L'association entre l'opéra et le rock peut-elle attirer un nouveau public et contribuer à renouveler le répertoire lyrique ? Oui, de toute évidence, comme nous le prouve la création très médiatisée d'Another Brick In The Wall qui permet à l'Opéra de Montréal de battre ses records (10 représentations) en réunissant à la fois son public d'abonnés et de nombreux fans de Roger Waters, curieux de découvrir l'adaptation de l'album légendaire The Wall produit par le groupe Pink Floyd en 1979 puis transposé au cinéma par Alan Parker en 1982.

Pour pleinement goûter le spectacle que propose la compagnie montréalaise, il faut toutefois faire quasiment abstraction de l'album et du film, puisque nous voilà bel et bien en présence d'une œuvre nouvelle, d'un véritable opéra et non pas d'une simple adaptation symphonique. Le compositeur québécois Julien Bilodeau, formé notamment par Dusapin et Stockhausen et influencé par le minimalisme de John Adams, s'est en effet réapproprié un matériau musical qu'il a traité de façon éminemment personnelle, en modifiant idées mélodiques et rythmes, et sans jamais adopter un langage difficile d'accès. Pour son premier opéra, le compositeur révèle non seulement une remarquable science orchestrale, mais montre aussi à quel point il sait bien écrire pour la voix, plus particulièrement pour les chœurs, absolument somptueux. Ceux-ci revêtent une importance d'autant plus considérable que l'œuvre, comportant bien peu de dialogues, constitue plus une longue introspection par moments psychanalytique qu'une action dramatique à proprement parler. Le premier acte, qui aurait gagné à être resserré, s'en ressent d'ailleurs dangereusement : le manque de contrastes dans la partition et les rythmes trop uniment languissants font que l'intérêt s'émousse assez vite. Ce n'est qu'au second acte que tous les éléments se mettent vraiment en place pour aboutir à de puissants moments de théâtre musical. À partir du moment où Vera Lynn chante « We'll Meet Again », nous sommes happés par un procès cauchemardesque et envoûtés par un chœur « Outside the Wall » de toute beauté.

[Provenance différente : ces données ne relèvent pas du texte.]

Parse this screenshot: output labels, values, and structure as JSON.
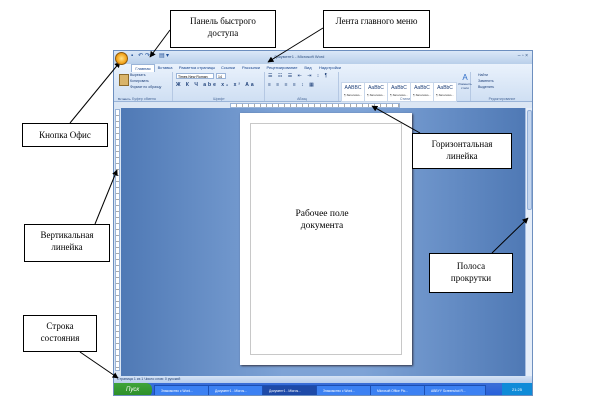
{
  "callouts": {
    "quick_access": "Панель быстрого доступа",
    "ribbon": "Лента главного меню",
    "office_button": "Кнопка Офис",
    "horizontal_ruler": "Горизонтальная линейка",
    "vertical_ruler": "Вертикальная линейка",
    "workspace": "Рабочее поле документа",
    "scrollbar": "Полоса прокрутки",
    "statusbar": "Строка состояния"
  },
  "window": {
    "title": "Документ1 - Microsoft Word",
    "tabs": [
      "Главная",
      "Вставка",
      "Разметка страницы",
      "Ссылки",
      "Рассылки",
      "Рецензирование",
      "Вид",
      "Надстройки"
    ],
    "font_name": "Times New Roman",
    "font_size": "14",
    "groups": [
      "Буфер обмена",
      "Шрифт",
      "Абзац",
      "Стили",
      "Редактирование"
    ],
    "clipboard_items": [
      "Вырезать",
      "Копировать",
      "Формат по образцу"
    ],
    "paste_label": "Вставить",
    "styles": [
      {
        "sample": "AABBC",
        "name": "¶ Заголово..."
      },
      {
        "sample": "AaBbC",
        "name": "¶ Заголово..."
      },
      {
        "sample": "AaBbC",
        "name": "¶ Заголово..."
      },
      {
        "sample": "AaBbC",
        "name": "¶ Заголово..."
      },
      {
        "sample": "AaBbC",
        "name": "¶ Заголово..."
      }
    ],
    "change_styles": "Изменить стили",
    "editing_items": [
      "Найти",
      "Заменить",
      "Выделить"
    ],
    "status_text": "Страница 1 из 1   Число слов: 0   русский"
  },
  "taskbar": {
    "start": "Пуск",
    "tasks": [
      "Знакомство с Word...",
      "Документ1 - Micros...",
      "Документ1 - Micros...",
      "Знакомство с Word...",
      "Microsoft Office Pic...",
      "ABBYY Screenshot R..."
    ],
    "clock": "21:25"
  }
}
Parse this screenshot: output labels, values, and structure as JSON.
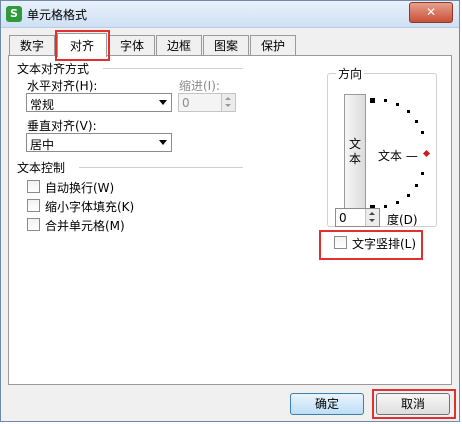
{
  "window": {
    "title": "单元格格式",
    "app_icon_letter": "S",
    "close_label": "✕"
  },
  "tabs": [
    {
      "label": "数字"
    },
    {
      "label": "对齐"
    },
    {
      "label": "字体"
    },
    {
      "label": "边框"
    },
    {
      "label": "图案"
    },
    {
      "label": "保护"
    }
  ],
  "active_tab": "对齐",
  "alignment": {
    "section_title": "文本对齐方式",
    "horizontal_label": "水平对齐(H):",
    "horizontal_value": "常规",
    "indent_label": "缩进(I):",
    "indent_value": "0",
    "vertical_label": "垂直对齐(V):",
    "vertical_value": "居中"
  },
  "text_control": {
    "section_title": "文本控制",
    "options": [
      {
        "label": "自动换行(W)",
        "checked": false
      },
      {
        "label": "缩小字体填充(K)",
        "checked": false
      },
      {
        "label": "合并单元格(M)",
        "checked": false
      }
    ]
  },
  "orientation": {
    "section_title": "方向",
    "vertical_text": "文\n本",
    "dial_text": "文本 —",
    "degree_value": "0",
    "degree_label": "度(D)",
    "vertical_layout_label": "文字竖排(L)",
    "vertical_layout_checked": false
  },
  "buttons": {
    "ok": "确定",
    "cancel": "取消"
  },
  "colors": {
    "highlight": "#e03030",
    "title_bar": "#cfe0f4",
    "dial_marker": "#c81e1e"
  }
}
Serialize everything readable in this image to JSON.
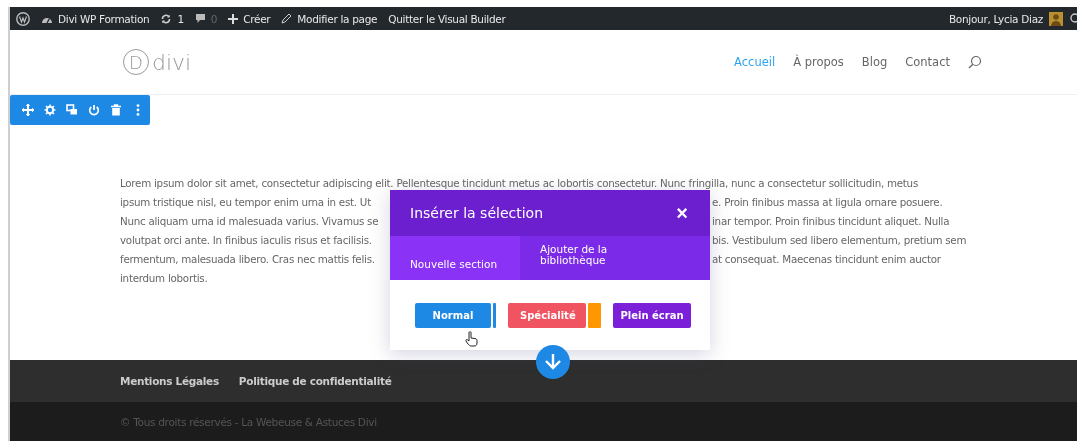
{
  "admin_bar": {
    "items": [
      {
        "kind": "wp"
      },
      {
        "kind": "site",
        "label": "Divi WP Formation"
      },
      {
        "kind": "updates",
        "label": "1"
      },
      {
        "kind": "comments",
        "label": "0"
      },
      {
        "kind": "new",
        "label": "Créer"
      },
      {
        "kind": "edit",
        "label": "Modifier la page"
      },
      {
        "kind": "exit",
        "label": "Quitter le Visual Builder"
      }
    ],
    "greeting": "Bonjour, Lycia Diaz"
  },
  "header": {
    "logo_letter": "D",
    "logo_text": "divi",
    "nav": [
      {
        "label": "Accueil",
        "selected": true
      },
      {
        "label": "À propos",
        "selected": false
      },
      {
        "label": "Blog",
        "selected": false
      },
      {
        "label": "Contact",
        "selected": false
      }
    ]
  },
  "paragraph": {
    "lines": [
      {
        "left": "Lorem ipsum dolor sit amet, consectetur adipiscing elit. Pellentesque tincidunt metus ac lobortis consectetur. Nunc fringilla, nunc a consectetur sollicitudin, metus"
      },
      {
        "left": "ipsum tristique nisl, eu tempor enim urna in est. Ut",
        "right": "e. Proin finibus massa at ligula ornare posuere."
      },
      {
        "left": "Nunc aliquam urna id malesuada varius. Vivamus se",
        "right": "inar tempor. Proin finibus tincidunt aliquet. Nulla"
      },
      {
        "left": "volutpat orci ante. In finibus iaculis risus et facilisis.",
        "right": "bis. Vestibulum sed libero elementum, pretium sem"
      },
      {
        "left": "fermentum, malesuada libero. Cras nec mattis felis.",
        "right": "at consequat. Maecenas tincidunt enim auctor"
      },
      {
        "left": "interdum lobortis."
      }
    ]
  },
  "modal": {
    "title": "Insérer la sélection",
    "close": "×",
    "tabs": [
      {
        "label": "Nouvelle section",
        "selected": true
      },
      {
        "label": "Ajouter de la bibliothèque",
        "selected": false
      }
    ],
    "buttons": [
      {
        "label": "Normal",
        "kind": "normal"
      },
      {
        "label": "Spécialité",
        "kind": "specialty"
      },
      {
        "label": "Plein écran",
        "kind": "fullwidth"
      }
    ]
  },
  "footer": {
    "links": [
      "Mentions Légales",
      "Politique de confidentialité"
    ],
    "copyright": "© Tous droits réservés - La Webeuse & Astuces Divi"
  }
}
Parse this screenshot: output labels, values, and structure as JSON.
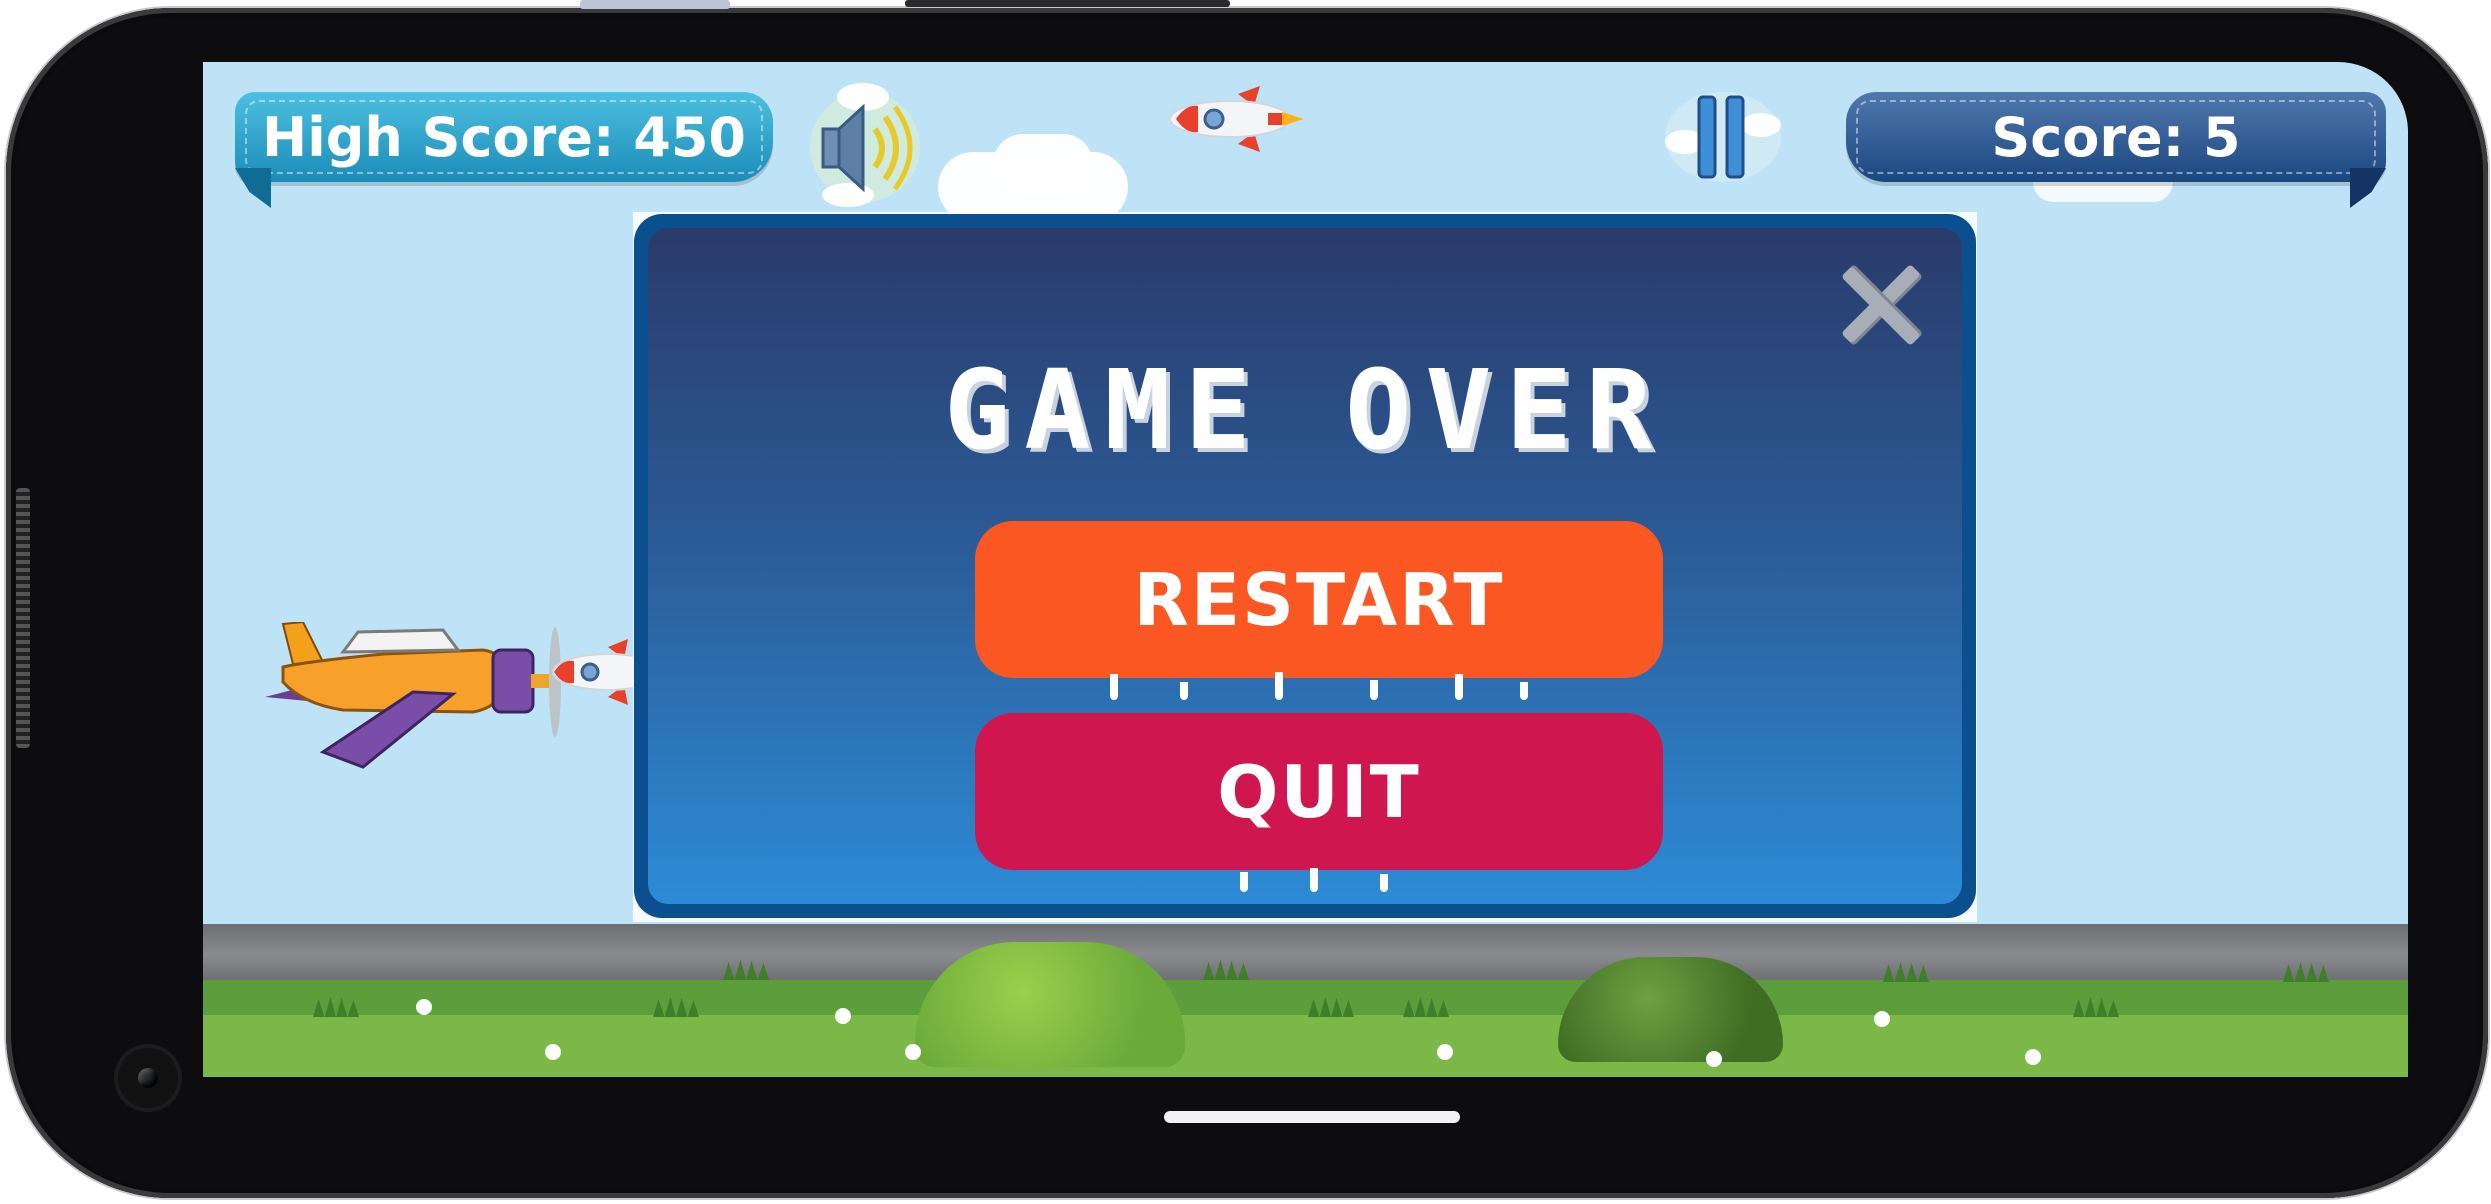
{
  "hud": {
    "high_score_label": "High Score: 450",
    "score_label": "Score: 5",
    "sound_icon": "speaker-on-icon",
    "pause_icon": "pause-icon"
  },
  "dialog": {
    "title": "GAME OVER",
    "restart_label": "RESTART",
    "quit_label": "QUIT",
    "close_icon": "close-x-icon"
  },
  "colors": {
    "sky": "#bfe3f6",
    "restart": "#fb5722",
    "quit": "#d0164f",
    "dialog_border": "#0b4f8e",
    "high_score_banner": "#2aa5d0",
    "score_banner": "#2d5a96"
  }
}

Faisant partie de la programmation officielle des fêtes du 375e anniversaire de la ville de Montréal, l'opéra commence par l'évocation de l'événement déclencheur du projet The Wall : en juillet 1977, devant une foule en délire rassemblée au stade olympique de Montréal pour la tournée In the Flesh de Pink Floyd, Roger Waters crache au visage d'un spectateur en transe. C'est à ce moment que naquit la métaphore du mur comme protection contre le monde extérieur. Protection bien illusoire, comme le montrent les deux actes au cours desquels, en deux heures de musique, on remonte à la naissance de Pink, alter ego de Waters, pour assister à la mort de son père pendant la Deuxième Guerre mondiale, à son enfance entre une mère surprotectrice et des professeurs tyranniques, ses amours, ses succès artistiques et sa descente aux enfers, avant qu'il ne trouve – sait-on vraiment ? – la sérénité.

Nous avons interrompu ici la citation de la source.